Hele boş bir arsa veya alan yoksa sokağınız bomboştur. Birkaç çocuk oynuyorsa onları balkondan, pencereden takip eden anası, ebesi, dedesi de mutlaka vardır. Zira sokaklar güven vermiyor. Bir kaç yıl önce belediyece yapılan bir çalışma esnasında kapatılan bizim sokakta cıvıl cıvıl çocuklar oynamışlardı. İnanın komşunun oğlu Kağan bebek de kendi evinin sokağında ilk kez top oynadı. **
Oysa bir de kendi çocukluğumuza dönelim. Şimdi sokaklar güvensiz. Bizler eve girmezdik, sokaklar bizden sorulurdu. En önemlisi akşam yemeğinde evde olabilmek gibisi yoktu. Yoksa babamızın o sert tonlu sesini duymak kadar korktuğumuz bir şey yoktu. Aşağı yukarı mahalle maçları, kavgalar, dirsekler, topuklar yara bere içinde olurdu.
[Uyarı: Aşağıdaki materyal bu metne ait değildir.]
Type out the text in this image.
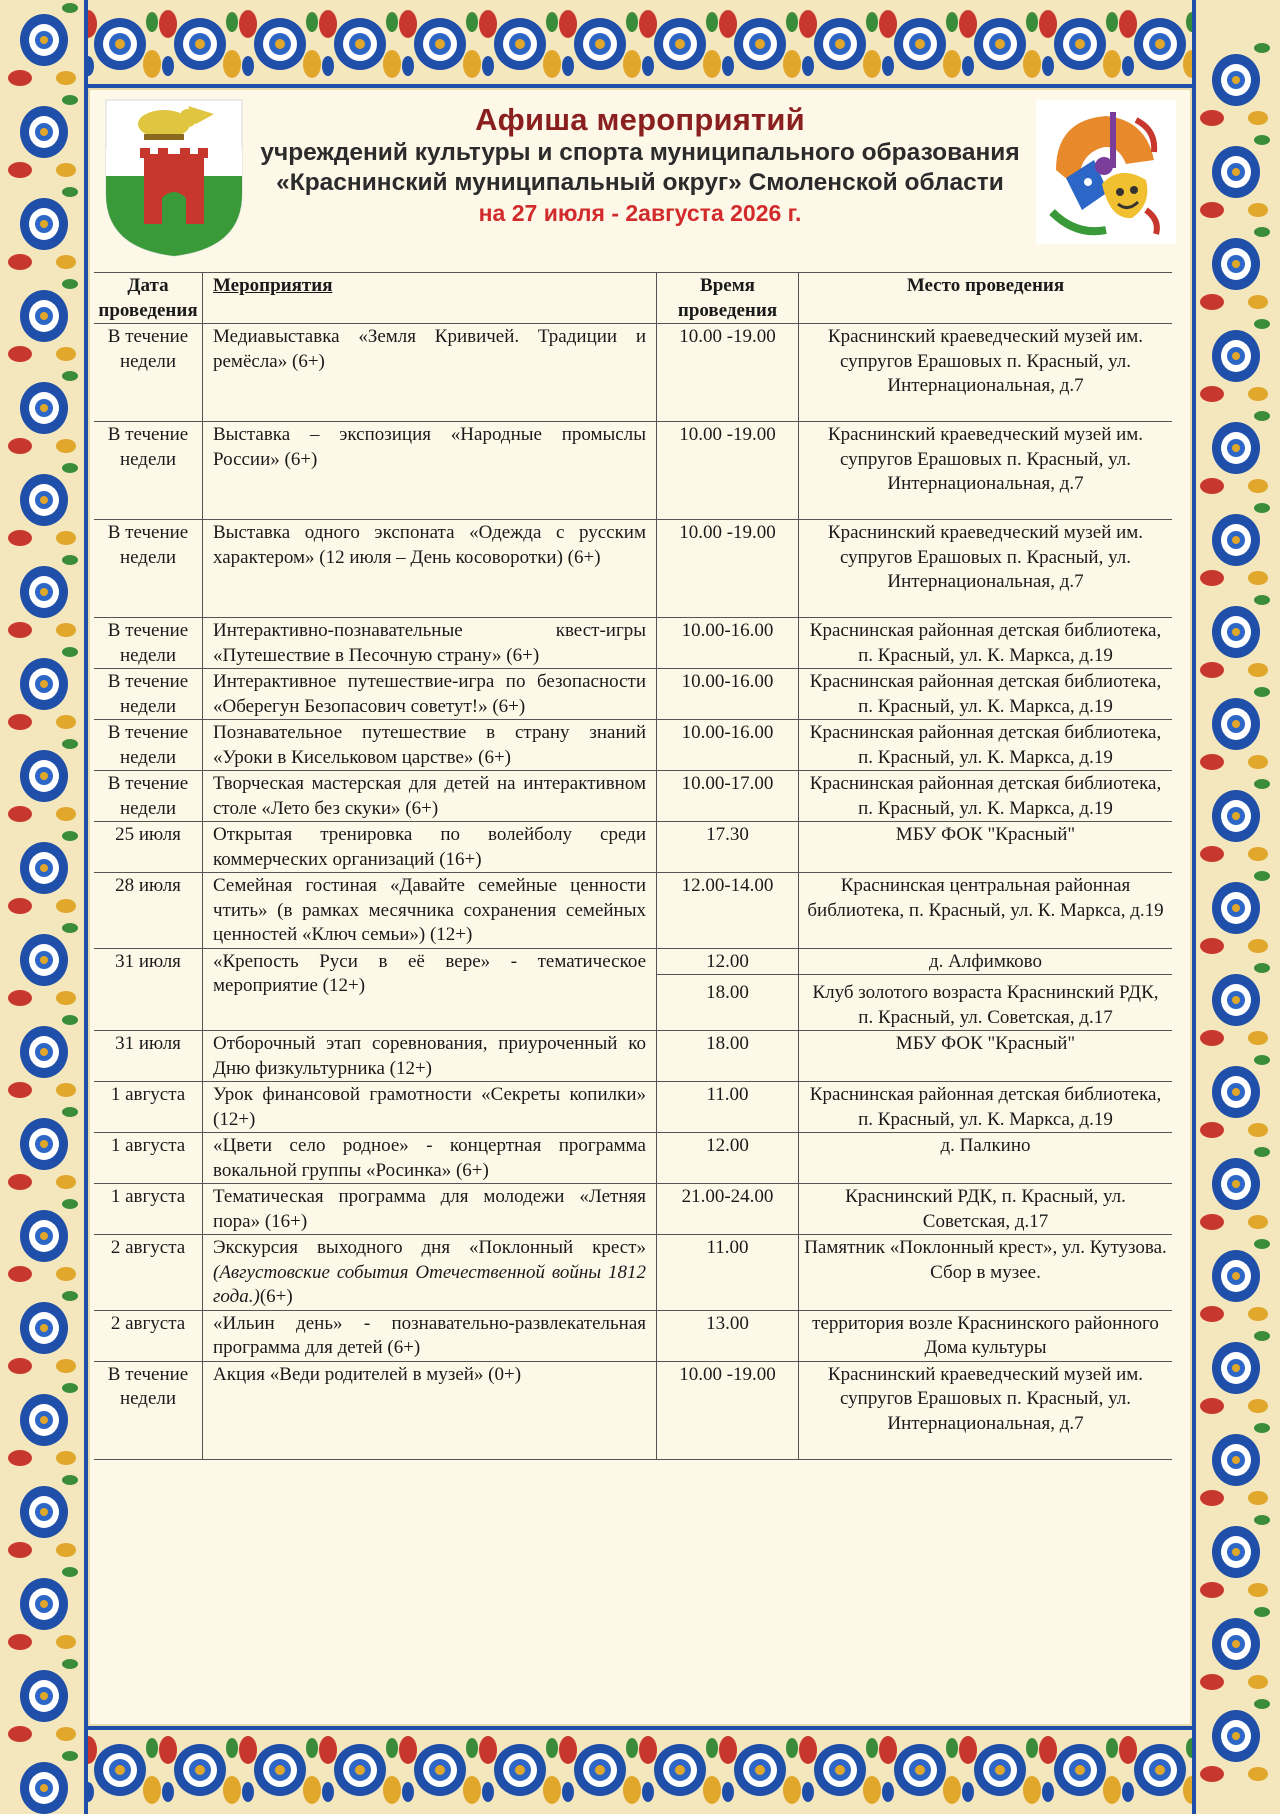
Афиша мероприятий
учреждений культуры и спорта муниципального образования
«Краснинский муниципальный округ» Смоленской области
на 27 июля - 2августа 2026 г.
Дата проведения	Мероприятия	Время проведения	Место проведения
В течение недели	Медиавыставка «Земля Кривичей. Традиции и ремёсла» (6+)	10.00 -19.00	Краснинский краеведческий музей им. супругов Ерашовых п. Красный, ул. Интернациональная, д.7
В течение недели	Выставка – экспозиция «Народные промыслы России» (6+)	10.00 -19.00	Краснинский краеведческий музей им. супругов Ерашовых п. Красный, ул. Интернациональная, д.7
В течение недели	Выставка одного экспоната «Одежда с русским характером» (12 июля – День косоворотки) (6+)	10.00 -19.00	Краснинский краеведческий музей им. супругов Ерашовых п. Красный, ул. Интернациональная, д.7
В течение недели	Интерактивно-познавательные квест-игры «Путешествие в Песочную страну» (6+)	10.00-16.00	Краснинская районная детская библиотека, п. Красный, ул. К. Маркса, д.19
В течение недели	Интерактивное путешествие-игра по безопасности «Оберегун Безопасович советут!» (6+)	10.00-16.00	Краснинская районная детская библиотека, п. Красный, ул. К. Маркса, д.19
В течение недели	Познавательное путешествие в страну знаний «Уроки в Кисельковом царстве» (6+)	10.00-16.00	Краснинская районная детская библиотека, п. Красный, ул. К. Маркса, д.19
В течение недели	Творческая мастерская для детей на интерактивном столе «Лето без скуки» (6+)	10.00-17.00	Краснинская районная детская библиотека, п. Красный, ул. К. Маркса, д.19
25 июля	Открытая тренировка по волейболу среди коммерческих организаций (16+)	17.30	МБУ ФОК "Красный"
28 июля	Семейная гостиная «Давайте семейные ценности чтить» (в рамках месячника сохранения семейных ценностей «Ключ семьи») (12+)	12.00-14.00	Краснинская центральная районная библиотека, п. Красный, ул. К. Маркса, д.19
31 июля	«Крепость Руси в её вере» - тематическое мероприятие (12+)	12.00	д. Алфимково
		18.00	Клуб золотого возраста Краснинский РДК, п. Красный, ул. Советская, д.17
31 июля	Отборочный этап соревнования, приуроченный ко Дню физкультурника (12+)	18.00	МБУ ФОК "Красный"
1 августа	Урок финансовой грамотности «Секреты копилки» (12+)	11.00	Краснинская районная детская библиотека, п. Красный, ул. К. Маркса, д.19
1 августа	«Цвети село родное» - концертная программа вокальной группы «Росинка» (6+)	12.00	д. Палкино
1 августа	Тематическая программа для молодежи «Летняя пора» (16+)	21.00-24.00	Краснинский РДК, п. Красный, ул. Советская, д.17
2 августа	Экскурсия выходного дня «Поклонный крест» (Августовские события Отечественной войны 1812 года.)(6+)	11.00	Памятник «Поклонный крест», ул. Кутузова. Сбор в музее.
2 августа	«Ильин день» - познавательно-развлекательная программа для детей (6+)	13.00	территория возле Краснинского районного Дома культуры
В течение недели	Акция «Веди родителей в музей» (0+)	10.00 -19.00	Краснинский краеведческий музей им. супругов Ерашовых п. Красный, ул. Интернациональная, д.7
Kızlar beştaş oynuyor, geçerken erkeklik taslarız, kızların oyununu bozarız. Kızlar altta kalır mı? Karşılıklı taş savaşı başlar. Halamızın dayımızın bahçesinden meyve çalar, kavga eder ertesi sabah bir şey olmamışçasına meydanda yerimizi alırdık. Aileler hiç karışmaz bu kavgalara…” İki aile çocuk kavgasından kadılık olurlar, dönüşte çocukları birlikte oynarken bulurlar” diye öğütler verilir.
**
Dün dünde kalırdı. Hemencecik barışırdık. Şimdi sormuyor da değilim, biz çocuklar Mevlana mıydık? Dün, dün de kaldı cancağızım dercesine…
**
Altmış yaşına geliyorum, bakkalda, evde kaymaklı yoğurt görsem anamın süpürgesi aklıma gelir. Rahmetlinin kemiklerini sızlatmak istemem de süpürge ile bana attığı dayak. Bir gün tenceredeki yoğurdun kaymağını yediğimde rahmetli anam tereyağı yapacak, cebine üç kuruş girecek. Kaymaksız yoğurdun yağı olmaz. Süpürgenin sapı ile beni bir dövdü ki hala aklımdan çıkmaz. ** Her devir kendi düzenini kurar şimdi çocuklarımız bize teknolojiyi öğretiyor. Ufukları geniş. Odalarında oturuyorlar, sokağa çıkamıyorlar. Bizim vaktiyle çaldığımız meyveler dolapta çürüyor. Elma armut yerine kivi, avokado ve muz istiyorlar. Yama nedir bilmiyorlar, pabuçları bile marka…
**
Peki ya bir bayram günü, statta tören geçişi yapan gençler ile bir okul yanından geçerken onca öğrencileri gördükçe hep düşünürüm. Bu çocuklara ev, iş, eş, aş gerekiyor değil mi? Acaba siz hiç düşündünüz mü?
**
Sokaklarımızda araç trafiğinden çocuklarımız oynayamıyor. Mahallelerde oyun ve yeşil park alanları ranta yenilmiş olması da bu nesle bir acımasızlıktır. Sormuyor da değilim bir nesil çöküyor mu? Yeni bir nesil oluştu da kabul mü ediyoruz ikilemi arasındayız… ** Bunun yanında 10-11 yaşındaki çocukları kendine kadın yapmaktan söz eden, bunu destekleyen zihniyet ile karşı karşıyayız. 3 -5 yaşındaki çocuğa taciz, tecavüz eden sapıklar da var. Peki, niye bu sapkınlıklar arttı?
İnsanlık çökmüş insanlık!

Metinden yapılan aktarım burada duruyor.